Oxfam’s senior health policy adviser, Mohga Kamal Yanni, said: “A shopkeeper selling salt, pepper and malaria medicines cannot diagnose or treat a child with pneumonia. It is dangerous to put the lives of sick children in the hands of a shopkeeper with no medical training and to pursue a scheme that doesn’t help those people who need it the most.”
At the London School of Hygiene and Tropical Medicine, Toby Leslie, a researcher with the ACT Consortium, is more measured, but agrees that the encouragement to treat without proper diagnosis is AMF’s weak point. “Undoubtedly it has improved access to ACTs in most of the countries where it has been tested,” he told IRIN, “and that’s definitely encouraging.
“But one of its drawbacks is that it has essentially replaced one bad system with another bad system, albeit with better drugs. There’s no access to diagnosis, and what we would once have assumed to be malaria, we now know is often not malaria. What we need now is what I would call `son of AMF’, with better targeting. There’s a lot of movement on this, and a lot of voices trying to be heard. There’s a long way to go, but it would be a shame just to drop the ball, undermining any gains that have been made.”
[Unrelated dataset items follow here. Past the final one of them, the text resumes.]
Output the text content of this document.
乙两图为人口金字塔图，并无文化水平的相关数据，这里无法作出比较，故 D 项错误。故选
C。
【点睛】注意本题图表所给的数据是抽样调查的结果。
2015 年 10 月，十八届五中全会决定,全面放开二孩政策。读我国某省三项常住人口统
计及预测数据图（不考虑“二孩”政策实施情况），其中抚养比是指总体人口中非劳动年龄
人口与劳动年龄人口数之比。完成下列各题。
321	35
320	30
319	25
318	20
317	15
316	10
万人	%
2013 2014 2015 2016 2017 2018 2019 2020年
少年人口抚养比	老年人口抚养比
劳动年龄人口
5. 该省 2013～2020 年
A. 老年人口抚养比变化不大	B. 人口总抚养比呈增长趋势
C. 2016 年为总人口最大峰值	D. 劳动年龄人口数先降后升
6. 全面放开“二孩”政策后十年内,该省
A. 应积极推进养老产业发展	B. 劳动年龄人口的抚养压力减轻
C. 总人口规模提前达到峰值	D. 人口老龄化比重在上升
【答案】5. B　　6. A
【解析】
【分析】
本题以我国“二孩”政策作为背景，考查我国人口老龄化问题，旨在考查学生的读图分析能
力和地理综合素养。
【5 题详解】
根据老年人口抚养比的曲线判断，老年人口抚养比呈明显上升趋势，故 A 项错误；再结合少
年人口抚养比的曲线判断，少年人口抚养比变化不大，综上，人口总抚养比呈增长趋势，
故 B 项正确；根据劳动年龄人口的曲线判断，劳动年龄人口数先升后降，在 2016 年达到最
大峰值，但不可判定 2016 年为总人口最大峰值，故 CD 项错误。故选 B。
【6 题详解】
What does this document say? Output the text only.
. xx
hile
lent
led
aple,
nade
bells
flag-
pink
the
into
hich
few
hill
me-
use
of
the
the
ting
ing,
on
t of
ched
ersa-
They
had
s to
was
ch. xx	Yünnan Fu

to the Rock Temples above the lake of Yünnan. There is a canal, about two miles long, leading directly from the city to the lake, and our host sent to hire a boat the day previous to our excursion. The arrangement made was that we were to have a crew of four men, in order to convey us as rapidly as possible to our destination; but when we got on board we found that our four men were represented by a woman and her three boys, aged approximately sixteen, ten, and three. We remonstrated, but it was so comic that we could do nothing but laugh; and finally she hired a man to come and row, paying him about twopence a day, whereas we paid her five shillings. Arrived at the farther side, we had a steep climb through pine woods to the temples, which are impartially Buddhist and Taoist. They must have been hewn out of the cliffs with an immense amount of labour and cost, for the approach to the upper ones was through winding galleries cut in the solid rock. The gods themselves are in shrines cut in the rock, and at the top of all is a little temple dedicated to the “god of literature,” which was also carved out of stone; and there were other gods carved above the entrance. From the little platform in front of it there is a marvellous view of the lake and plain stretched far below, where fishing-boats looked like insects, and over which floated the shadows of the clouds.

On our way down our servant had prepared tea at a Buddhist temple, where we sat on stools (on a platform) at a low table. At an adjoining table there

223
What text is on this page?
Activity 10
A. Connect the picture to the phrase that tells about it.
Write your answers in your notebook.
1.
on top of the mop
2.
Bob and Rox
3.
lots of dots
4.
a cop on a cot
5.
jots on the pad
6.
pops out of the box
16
Oxfam is unlikely to be the only group campaigning against a continuation of AMF at the Global Fund meeting in Geneva. It has never been popular with the US government, and has not received any funding from the president’s Malaria Initiative. Campaigners on malaria issues say the Facility is unlikely to be continued in its present form, but the subsidy system could continue on a country by country basis.
One such campaigner told IRIN that the transition would have to be carefully managed. “With this kind of programme,” she said, “you can’t just have a hard stop. That would lead to stock-outs, not just in the private, but also in the public sector. You need a transition period for each of the pilot countries to figure out the best way forward for them, so that you don’t put people at risk.”